From Colonial Past to Cosmopolitan Future: Extreme Makeovers in European Ethnology Museums

Wednesday, July 8, 2015
S12 (13 rue de l'Université)
Katrin Sieg , School of Foreign Service, Georgetown University
Changes are afoot in European museums housing the remains of the colonial past. The Musée du Quai Branly was the first to be explicitly built for a new, post-colonial age (2006). Others, including the Vienna World Museum, the Royal Africa Museum in Tervuren/Belgium, and the London Museum of Mankind, underwent extensive reconstruction. Exhibiting techniques, floor plans, and informational labels no longer evidence the familiar narratives of racial order, evolution, and the civilizing mission.
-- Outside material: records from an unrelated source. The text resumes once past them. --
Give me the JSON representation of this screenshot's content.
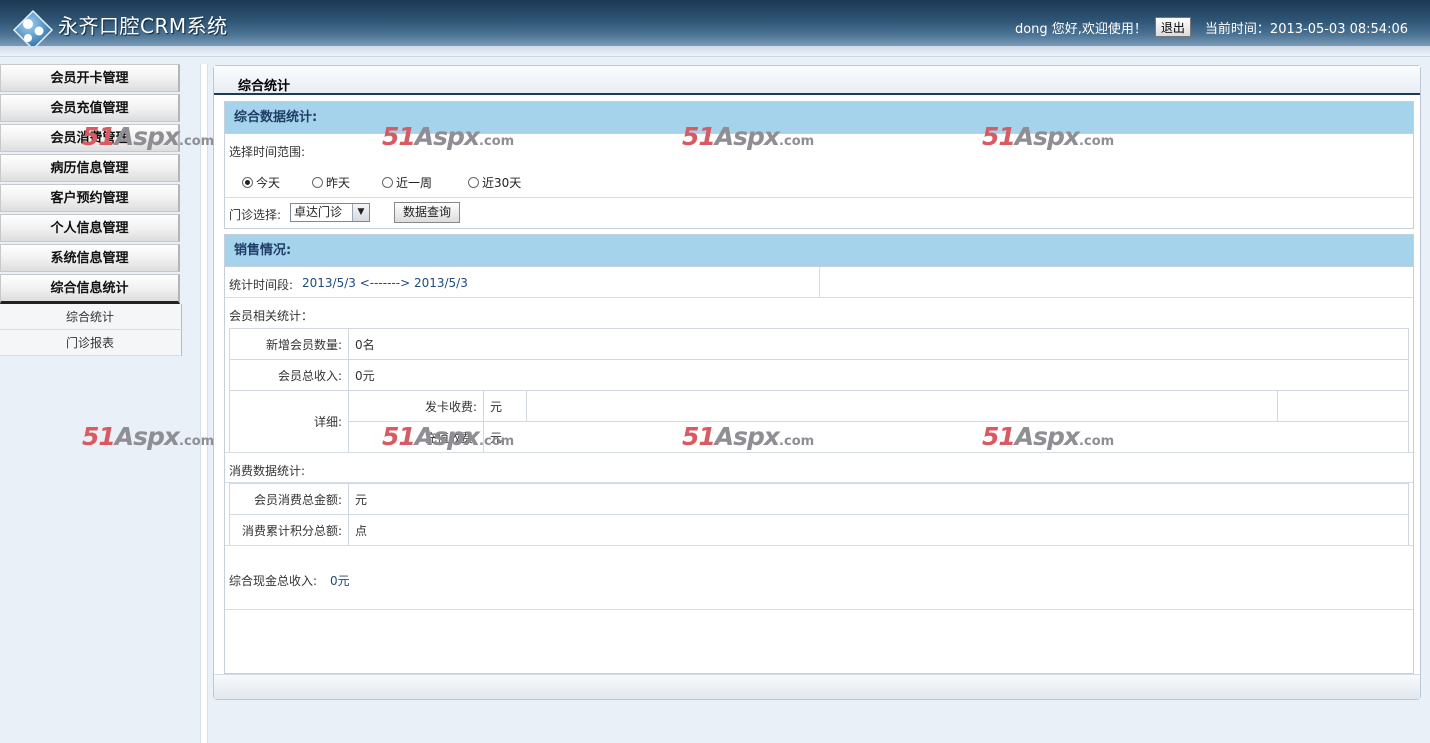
{
  "header": {
    "app_title": "永齐口腔CRM系统",
    "greeting": "dong 您好,欢迎使用！",
    "logout_label": "退出",
    "current_time": "当前时间：2013-05-03 08:54:06"
  },
  "sidebar": {
    "items": [
      {
        "label": "会员开卡管理"
      },
      {
        "label": "会员充值管理"
      },
      {
        "label": "会员消费管理"
      },
      {
        "label": "病历信息管理"
      },
      {
        "label": "客户预约管理"
      },
      {
        "label": "个人信息管理"
      },
      {
        "label": "系统信息管理"
      },
      {
        "label": "综合信息统计"
      }
    ],
    "subitems": [
      {
        "label": "综合统计"
      },
      {
        "label": "门诊报表"
      }
    ]
  },
  "main": {
    "panel_title": "综合统计",
    "summary": {
      "heading": "综合数据统计:",
      "range_label": "选择时间范围:",
      "radios": [
        {
          "label": "今天",
          "checked": true
        },
        {
          "label": "昨天",
          "checked": false
        },
        {
          "label": "近一周",
          "checked": false
        },
        {
          "label": "近30天",
          "checked": false
        }
      ],
      "clinic_label": "门诊选择:",
      "clinic_value": "卓达门诊",
      "query_button": "数据查询"
    },
    "sales": {
      "heading": "销售情况:",
      "period_label": "统计时间段:",
      "period_value": "2013/5/3 <-------> 2013/5/3",
      "member_stats_label": "会员相关统计：",
      "new_members_label": "新增会员数量:",
      "new_members_value": "0名",
      "member_income_label": "会员总收入:",
      "member_income_value": "0元",
      "detail_label": "详细:",
      "card_fee_label": "发卡收费:",
      "card_fee_value": "元",
      "recharge_fee_label": "充值收费:",
      "recharge_fee_value": "元",
      "consume_stats_label": "消费数据统计:",
      "consume_total_label": "会员消费总金额:",
      "consume_total_value": "元",
      "points_total_label": "消费累计积分总额:",
      "points_total_value": "点",
      "cash_income_label": "综合现金总收入:",
      "cash_income_value": "0元"
    }
  },
  "watermark": {
    "num": "51",
    "asp": "Aspx",
    "com": ".com"
  },
  "colors": {
    "header_dark": "#1c3953",
    "section_header": "#a5d3ec",
    "section_text": "#1f3e66",
    "watermark_red": "#d85a62"
  }
}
Most museums adapted styles of display to sever any unsavory connections with now-discredited scientific disciplines supporting the colonial project. Through such changes, ethnology museums in former imperial metropoles respond to shifting international power relations and to indigenous groups’ assertion of cultural property rights. But they also respond to visions of European diversity championed by such professional organizations as the Network of European Museum Associations. Last but not least, they respond to the demands of communities that have positioned themselves as stakeholders in museum representations.  The presentation compares and contrasts museums’ recent attempts to generate more culturally inclusive exhibitions. The analyses are based on my own site visits, and draw on the analytical tools of performance studies and museum studies, to ask whether exhibitions accommodate multiple and critical perspectives on the colonial past, and produce more ethically responsible and justice-oriented accounts. What relationships with minority communities have museums forged in the process, and how have collaborations with museums advanced the political goals of these communities?